Administration of Napa in doses higher than recommended may result in hepatic injury, including the risk of severe hepatotoxicity and death. Do not exceed the maximum recommended daily dose of Napa. Use caution when administering Napa in patients with the following conditions: hepatic impairment or active hepatic disease, alcoholism, chronic malnutrition, severe hypovolemia (e.g., due to dehydration or blood loss), or severe renal impairment (creatinine clearance < 30 ml/min). There were infrequent reports of life-threatening anaphylaxis requiring emergent medical attention. Discontinue Napa IV immediately if symptoms associated with allergy or hypersensitivity occurs. Do not use Napa IV in patients with Napa allergy.

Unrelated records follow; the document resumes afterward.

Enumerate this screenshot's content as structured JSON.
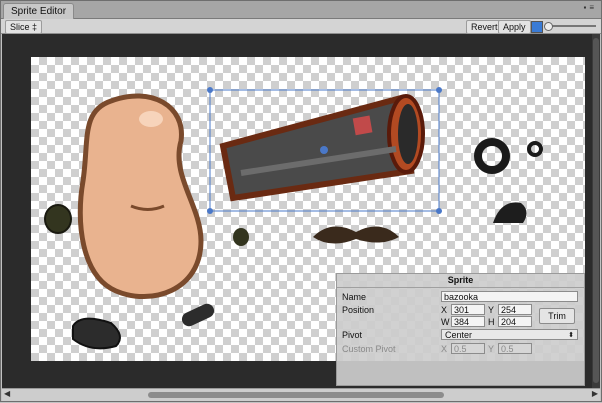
{
  "window": {
    "tab_title": "Sprite Editor"
  },
  "toolbar": {
    "slice_label": "Slice ‡",
    "revert_label": "Revert",
    "apply_label": "Apply"
  },
  "selection": {
    "pivot": "center"
  },
  "panel": {
    "title": "Sprite",
    "name_label": "Name",
    "name_value": "bazooka",
    "position_label": "Position",
    "x_label": "X",
    "x_value": "301",
    "y_label": "Y",
    "y_value": "254",
    "w_label": "W",
    "w_value": "384",
    "h_label": "H",
    "h_value": "204",
    "trim_label": "Trim",
    "pivot_label": "Pivot",
    "pivot_value": "Center",
    "custom_pivot_label": "Custom Pivot",
    "cx_label": "X",
    "cx_value": "0.5",
    "cy_label": "Y",
    "cy_value": "0.5"
  }
}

Pediatric Use: The safety and effectiveness of Napa IV for the treatment of acute pain and fever in pediatric patients ages 2 years and older is supported by evidence from adequate and well-controlled studies of Napa IV in adults.

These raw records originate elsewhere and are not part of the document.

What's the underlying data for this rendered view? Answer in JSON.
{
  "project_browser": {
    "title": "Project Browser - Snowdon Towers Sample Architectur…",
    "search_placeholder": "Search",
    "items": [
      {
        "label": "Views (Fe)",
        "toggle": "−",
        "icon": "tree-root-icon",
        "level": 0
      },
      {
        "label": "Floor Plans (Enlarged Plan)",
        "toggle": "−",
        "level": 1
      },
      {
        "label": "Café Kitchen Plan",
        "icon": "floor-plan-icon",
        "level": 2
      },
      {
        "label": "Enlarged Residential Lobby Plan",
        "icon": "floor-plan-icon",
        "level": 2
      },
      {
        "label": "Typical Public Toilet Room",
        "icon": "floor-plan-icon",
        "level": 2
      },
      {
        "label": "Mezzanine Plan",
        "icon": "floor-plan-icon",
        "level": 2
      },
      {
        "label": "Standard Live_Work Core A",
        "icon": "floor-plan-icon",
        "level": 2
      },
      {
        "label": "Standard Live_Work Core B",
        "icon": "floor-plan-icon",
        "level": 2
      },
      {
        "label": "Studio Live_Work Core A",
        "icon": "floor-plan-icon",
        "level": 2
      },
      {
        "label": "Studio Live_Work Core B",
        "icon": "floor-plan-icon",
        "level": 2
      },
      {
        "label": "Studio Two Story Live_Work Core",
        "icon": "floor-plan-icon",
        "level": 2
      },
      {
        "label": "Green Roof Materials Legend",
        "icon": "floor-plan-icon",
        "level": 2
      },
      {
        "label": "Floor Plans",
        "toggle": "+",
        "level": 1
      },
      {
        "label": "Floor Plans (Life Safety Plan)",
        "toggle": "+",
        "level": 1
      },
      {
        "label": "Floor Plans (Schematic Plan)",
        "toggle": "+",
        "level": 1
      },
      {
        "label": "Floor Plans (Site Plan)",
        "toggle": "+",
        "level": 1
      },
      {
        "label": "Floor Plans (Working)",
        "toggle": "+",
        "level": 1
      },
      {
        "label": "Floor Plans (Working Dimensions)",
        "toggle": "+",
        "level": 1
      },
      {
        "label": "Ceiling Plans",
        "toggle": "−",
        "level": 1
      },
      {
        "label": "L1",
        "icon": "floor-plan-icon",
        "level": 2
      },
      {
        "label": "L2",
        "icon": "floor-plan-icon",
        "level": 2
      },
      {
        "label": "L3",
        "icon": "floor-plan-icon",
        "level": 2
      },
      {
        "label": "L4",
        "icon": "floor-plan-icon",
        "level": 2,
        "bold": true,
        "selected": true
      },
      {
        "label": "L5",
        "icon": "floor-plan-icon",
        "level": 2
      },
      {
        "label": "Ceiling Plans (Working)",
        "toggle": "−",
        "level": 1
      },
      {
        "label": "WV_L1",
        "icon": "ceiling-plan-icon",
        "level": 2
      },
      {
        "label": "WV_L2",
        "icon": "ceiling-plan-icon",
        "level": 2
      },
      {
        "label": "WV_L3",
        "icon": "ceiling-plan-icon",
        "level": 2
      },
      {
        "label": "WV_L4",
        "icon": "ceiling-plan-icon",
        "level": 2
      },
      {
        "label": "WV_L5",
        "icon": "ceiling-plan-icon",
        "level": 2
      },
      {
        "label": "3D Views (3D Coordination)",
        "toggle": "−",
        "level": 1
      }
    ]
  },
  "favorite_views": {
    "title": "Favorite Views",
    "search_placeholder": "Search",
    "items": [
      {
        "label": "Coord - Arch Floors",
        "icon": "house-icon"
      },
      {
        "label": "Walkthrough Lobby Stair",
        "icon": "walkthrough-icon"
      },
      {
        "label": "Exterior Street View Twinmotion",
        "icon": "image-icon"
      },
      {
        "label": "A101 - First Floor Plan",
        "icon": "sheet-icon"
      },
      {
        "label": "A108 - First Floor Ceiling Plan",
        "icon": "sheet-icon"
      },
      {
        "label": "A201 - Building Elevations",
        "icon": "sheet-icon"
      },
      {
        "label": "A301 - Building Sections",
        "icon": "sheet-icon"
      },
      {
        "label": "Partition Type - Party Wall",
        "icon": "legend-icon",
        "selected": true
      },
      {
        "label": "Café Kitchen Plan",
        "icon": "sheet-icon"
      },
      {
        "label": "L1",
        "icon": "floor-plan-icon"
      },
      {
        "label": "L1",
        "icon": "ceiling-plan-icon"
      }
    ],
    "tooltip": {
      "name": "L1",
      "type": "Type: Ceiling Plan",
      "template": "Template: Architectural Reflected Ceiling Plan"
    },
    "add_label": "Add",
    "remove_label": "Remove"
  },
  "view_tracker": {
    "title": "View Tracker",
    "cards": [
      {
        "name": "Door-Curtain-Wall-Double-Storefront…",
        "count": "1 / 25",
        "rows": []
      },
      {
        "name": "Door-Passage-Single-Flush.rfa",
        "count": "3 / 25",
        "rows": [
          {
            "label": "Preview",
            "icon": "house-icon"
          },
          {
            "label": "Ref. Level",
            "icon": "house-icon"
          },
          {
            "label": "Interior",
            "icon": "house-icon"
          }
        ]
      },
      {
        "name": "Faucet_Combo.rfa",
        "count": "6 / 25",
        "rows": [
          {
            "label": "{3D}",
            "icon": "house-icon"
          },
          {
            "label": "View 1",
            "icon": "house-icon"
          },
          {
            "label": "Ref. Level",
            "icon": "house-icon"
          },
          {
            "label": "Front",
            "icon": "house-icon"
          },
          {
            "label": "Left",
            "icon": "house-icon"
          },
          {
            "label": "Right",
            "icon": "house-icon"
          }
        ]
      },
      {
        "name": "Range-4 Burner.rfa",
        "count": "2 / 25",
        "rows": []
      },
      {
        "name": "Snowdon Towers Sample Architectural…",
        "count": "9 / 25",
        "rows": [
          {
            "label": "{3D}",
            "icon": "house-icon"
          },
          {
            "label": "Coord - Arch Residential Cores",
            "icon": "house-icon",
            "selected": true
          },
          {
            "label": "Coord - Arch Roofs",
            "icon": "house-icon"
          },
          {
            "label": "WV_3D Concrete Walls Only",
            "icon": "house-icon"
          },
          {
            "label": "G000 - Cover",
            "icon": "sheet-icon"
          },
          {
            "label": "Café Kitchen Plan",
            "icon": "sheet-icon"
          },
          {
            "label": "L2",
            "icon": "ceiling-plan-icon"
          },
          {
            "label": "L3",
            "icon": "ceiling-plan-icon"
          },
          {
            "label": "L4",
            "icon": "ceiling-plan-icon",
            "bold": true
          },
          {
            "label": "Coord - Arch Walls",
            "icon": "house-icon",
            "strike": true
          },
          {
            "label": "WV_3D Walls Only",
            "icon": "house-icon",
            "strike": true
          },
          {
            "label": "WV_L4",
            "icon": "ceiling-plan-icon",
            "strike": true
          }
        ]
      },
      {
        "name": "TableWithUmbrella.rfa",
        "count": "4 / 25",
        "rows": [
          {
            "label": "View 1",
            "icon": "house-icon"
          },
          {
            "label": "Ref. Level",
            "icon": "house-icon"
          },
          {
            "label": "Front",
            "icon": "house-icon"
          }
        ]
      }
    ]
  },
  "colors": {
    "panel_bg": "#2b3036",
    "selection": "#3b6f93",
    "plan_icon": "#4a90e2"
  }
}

Geriatric use: No overall differences in safety or effectiveness were observed between these subjects and younger subjects, and other reported clinical experience has not identified differences in responses between the elderly and younger patients.

Patients with Hepatic Impairment: Napa is contraindicated in patients with severe hepatic impairment or severe active liver disease and should be used with caution in patients with hepatic impairment or active liver disease. A reduced total daily dose of Napa may be warranted.

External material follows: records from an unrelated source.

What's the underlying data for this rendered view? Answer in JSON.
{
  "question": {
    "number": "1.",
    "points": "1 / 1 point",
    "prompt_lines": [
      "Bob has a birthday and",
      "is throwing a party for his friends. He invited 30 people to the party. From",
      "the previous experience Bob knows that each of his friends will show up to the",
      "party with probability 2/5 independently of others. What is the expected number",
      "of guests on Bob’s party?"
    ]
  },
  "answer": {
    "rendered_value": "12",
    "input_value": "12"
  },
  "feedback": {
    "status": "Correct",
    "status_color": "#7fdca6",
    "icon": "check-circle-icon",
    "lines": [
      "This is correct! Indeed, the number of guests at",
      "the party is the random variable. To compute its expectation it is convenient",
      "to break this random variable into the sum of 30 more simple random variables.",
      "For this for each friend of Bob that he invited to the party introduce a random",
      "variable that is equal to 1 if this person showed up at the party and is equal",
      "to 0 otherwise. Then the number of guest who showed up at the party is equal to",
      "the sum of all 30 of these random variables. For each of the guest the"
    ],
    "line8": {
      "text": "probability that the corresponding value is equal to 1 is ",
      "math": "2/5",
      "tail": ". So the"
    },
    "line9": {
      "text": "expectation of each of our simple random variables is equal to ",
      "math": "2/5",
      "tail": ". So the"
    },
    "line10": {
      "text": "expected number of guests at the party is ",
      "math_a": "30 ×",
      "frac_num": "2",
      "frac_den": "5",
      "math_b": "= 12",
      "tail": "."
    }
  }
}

Patients with Renal Impairment: In cases of severe renal impairment (creatinine clearance < 30 ml/min), longer dosing intervals and a reduced total daily dose of Napa may be warranted.

Liver damage is possible in adults who have taken 10 g or more of Napa. Ingestion of 5 g or more of Napa may lead to liver damage if the patient has following risk factors: If the patient is on long term treatment with Carbamazepine, Phenobarbitone, Phenytoin, Primidone, Rifampicin, St John’s Wort or other drugs that induce liver enzymes, or regularly consumes Ethanol in excess of recommended amounts, or is likely to be Glutathione deplete e.g. eating disorders, cystic fibrosis, HIV infection, starvation, cachexia.

Symptoms: Symptoms of Napa overdose in the first 24 hours are pallor, nausea, vomiting, anorexia and abdominal pain. Liver damage may become apparent 12 to 48 hours after ingestion. Abnormalities of glucose metabolism and metabolic acidosis may occur. In severe poisoning, hepatic failure may progress to encephalopathy, haemorrhage, hypoglycaemia, cerebral oedema and death. Acute renal failure with acute tubular necrosis, strongly suggested by loin pain, haematuria and proteinuria, may develop even in the absence of severe liver damage. Cardiac arrhythmias and pancreatitis have been reported. Immediate treatment is essential in the management of Napa overdose. Treatment with activated charcoal should be considered if the overdose has been taken within 1 hour. Plasma Napa concentration should be measured at 4 hours or later after ingestion (earlier concentrations are unreliable). Treatment with N-acetylcysteine may be used up to 24 hours after ingestion of Napa. However, the maximum protective effect is obtained up to 8 hours post-ingestion. The effectiveness of the antidote declines sharply after this time. If required the patient should be given intravenous N-acetylcysteine, in line with the established dosage schedule. If vomiting is not a problem, oral Methionine may be a suitable alternative for remote areas, outside hospital. Management of patients who present with serious hepatic dysfunction beyond 24 hours from ingestion should be discussed with the NPIS or a liver unit.